高齢者が寝たきりになる原因として最も多いのが、動脈硬化などで引き起こされる脳血管疾患です。そして次に多い原因が、転倒による大腿骨の骨折だと言われています。これを予防するのが「 ヒッププロテクター 」です。
寝たきりになった高齢者には介護が必要となり、本人はもちろんのこと、家族にとっても負担となるでしょう。そのため、高齢になっても健康で自立した生活が営めるように、健康寿命の引き延ばしが迫られています。
ここでは、寝たきりを予防するのに役立つ「ヒッププロテクター」について、詳しくご紹介しましょう。
ヒッププロテクターとは
股関節の外側の大転子部を打ち付けてしまい、骨折する高齢者が多く見られます。ヒッププロテクターは、大転子部の骨折を防ぐため、衝撃吸収パッドなどで腰回りを保護するプロテクターです。
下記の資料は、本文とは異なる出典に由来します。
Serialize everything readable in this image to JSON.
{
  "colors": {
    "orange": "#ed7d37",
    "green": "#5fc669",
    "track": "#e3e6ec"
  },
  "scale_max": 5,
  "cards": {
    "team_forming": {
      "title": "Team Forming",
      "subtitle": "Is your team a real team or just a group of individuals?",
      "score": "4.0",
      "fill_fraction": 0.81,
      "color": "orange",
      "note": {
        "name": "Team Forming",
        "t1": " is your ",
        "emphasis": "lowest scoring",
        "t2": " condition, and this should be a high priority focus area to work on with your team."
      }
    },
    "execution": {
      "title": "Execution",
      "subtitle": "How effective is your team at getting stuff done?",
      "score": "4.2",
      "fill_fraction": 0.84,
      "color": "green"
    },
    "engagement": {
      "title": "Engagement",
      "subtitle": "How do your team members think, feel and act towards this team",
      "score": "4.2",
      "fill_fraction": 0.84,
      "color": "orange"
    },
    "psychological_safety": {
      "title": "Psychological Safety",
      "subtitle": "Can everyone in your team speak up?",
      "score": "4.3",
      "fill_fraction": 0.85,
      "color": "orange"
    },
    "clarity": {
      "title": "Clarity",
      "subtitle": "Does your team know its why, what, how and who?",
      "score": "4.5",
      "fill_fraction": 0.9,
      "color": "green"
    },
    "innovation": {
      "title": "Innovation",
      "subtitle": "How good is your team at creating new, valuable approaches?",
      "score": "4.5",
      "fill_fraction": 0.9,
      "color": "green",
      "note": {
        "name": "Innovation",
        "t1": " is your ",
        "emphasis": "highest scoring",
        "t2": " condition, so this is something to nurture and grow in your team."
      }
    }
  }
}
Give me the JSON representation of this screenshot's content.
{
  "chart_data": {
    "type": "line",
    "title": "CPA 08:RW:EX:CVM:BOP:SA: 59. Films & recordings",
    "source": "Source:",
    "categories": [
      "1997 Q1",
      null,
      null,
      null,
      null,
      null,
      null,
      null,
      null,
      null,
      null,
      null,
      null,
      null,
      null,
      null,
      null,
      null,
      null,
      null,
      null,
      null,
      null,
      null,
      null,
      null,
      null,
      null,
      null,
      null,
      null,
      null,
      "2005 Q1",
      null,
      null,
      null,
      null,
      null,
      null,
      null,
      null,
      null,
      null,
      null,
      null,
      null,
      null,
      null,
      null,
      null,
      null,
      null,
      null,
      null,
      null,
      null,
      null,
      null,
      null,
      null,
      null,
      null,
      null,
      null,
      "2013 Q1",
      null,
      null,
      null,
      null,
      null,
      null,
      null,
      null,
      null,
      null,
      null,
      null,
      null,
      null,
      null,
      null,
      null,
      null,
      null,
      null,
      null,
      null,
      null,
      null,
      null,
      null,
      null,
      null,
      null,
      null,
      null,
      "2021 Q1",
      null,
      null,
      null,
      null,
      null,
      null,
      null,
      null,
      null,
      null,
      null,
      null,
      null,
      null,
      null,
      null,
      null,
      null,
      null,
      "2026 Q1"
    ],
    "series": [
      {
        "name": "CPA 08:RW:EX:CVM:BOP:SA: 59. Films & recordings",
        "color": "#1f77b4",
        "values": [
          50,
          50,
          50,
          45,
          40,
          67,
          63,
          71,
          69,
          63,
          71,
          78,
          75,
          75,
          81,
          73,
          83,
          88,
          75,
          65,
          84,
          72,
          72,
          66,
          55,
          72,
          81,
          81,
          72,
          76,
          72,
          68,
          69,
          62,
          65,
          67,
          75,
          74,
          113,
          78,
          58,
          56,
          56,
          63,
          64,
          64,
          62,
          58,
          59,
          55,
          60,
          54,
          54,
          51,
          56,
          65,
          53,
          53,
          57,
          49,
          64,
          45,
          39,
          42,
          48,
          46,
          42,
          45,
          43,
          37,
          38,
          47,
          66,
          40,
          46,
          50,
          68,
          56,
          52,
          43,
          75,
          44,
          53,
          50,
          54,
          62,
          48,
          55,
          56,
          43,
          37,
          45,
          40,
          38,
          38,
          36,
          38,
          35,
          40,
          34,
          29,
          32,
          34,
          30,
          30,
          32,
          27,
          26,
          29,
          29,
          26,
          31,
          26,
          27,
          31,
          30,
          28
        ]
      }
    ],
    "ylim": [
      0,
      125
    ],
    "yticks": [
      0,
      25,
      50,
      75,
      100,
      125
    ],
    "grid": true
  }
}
寝たきりの原因になっている、転倒時の大骸骨骨折を予防するのに有効だということが証明されています。そのため、最近は介護の現場などでも採用されているものです。
転倒の危険性
転倒などの思わぬ事故が、寝たきりになる原因を引き起こしてしまいます。そのため、もし転倒しても怪我に繋がらないような対策が必要です。
また、高齢者の多くに骨粗鬆症の恐れがあり、たとえ転倒しなくても、ちょっとしたことで骨折してしまうリスクを抱えています。ヒップ周りを固定して転倒などに備えるヒッププロテクターは、そうしたリスク回避にとても効果的です。近年では骨折予防の観点から、老人保健施設をはじめとした特別養護老人ホームなど多くの介護施設で、ヒッププロテクターの装着が奨励されています。
他にも転倒が起きても頭部を守り、怪我や脳の損傷を防いでくれるヘッドガードというものもあります
>>ヘッドガード とは 種類や選び方
ヒッププロテクターの種類
パンツ型のヒッププロテクター
高齢者が使用するヒッププロテクターで、最も一般的なタイプです。
股関節の外側の大転子部に柔軟な低反発パッドがついており、簡単に装着できます。尿モレパッドがついているものもあります。パッドは脱着できて、洗濯することができるため、介護の現場などでも多く採用されています。
ベルト式のヒッププロテクター
腰回りにベルトのように巻き付け、ゴムの編み込まれたサポーターで引き締めて固定するタイプです。動きを固定するので、怪我の予防効果があります。
腰回りと太もも周りを覆うヒッププロテクター
腰回りやお尻の周囲はもちろん、太ももまでしっかり覆うタイプです。これによってしっかり固定され、股関節の外側の大転子部から太もも周辺までがガードされます。
ヒッププロテクターの装着方法
介護の現場で主に使われているパンツタイプのヒッププロテクターは、下着を履くように自分でも簡単に装着できます。ベルト式のものは、主にマジックテープで固定するようにします。
また、厚手のヒッププロテクターの場合は、ファスナーで装着するタイプもあります。装着するのに力が必要となり、介助が必要になる場合もあるでしょう
ヒッププロテクターの入手方法
介護用品店にて介護用に考えられた機能性の高いヒッププロテクターが販売されています。また、インターネットでも、さまざまなタイプの介護用ヒッププロテクターが見つけられます。
スポーツやアウトドアをしている方向けに、より高機能なヒッププロテクターを求める場合には、一般的なスポーツウェアショップで購入可能です。膝部分のプロテクターなども販売されているので、併用するととても安心です。
現在、ヒッププロテクターは介護用品として認定されていません。そのため、介護保険の適用外となり、全額自費での購入となります。しかし寝たきり予防に大きな効果が期待できるため、公的な補助が検討されているようです。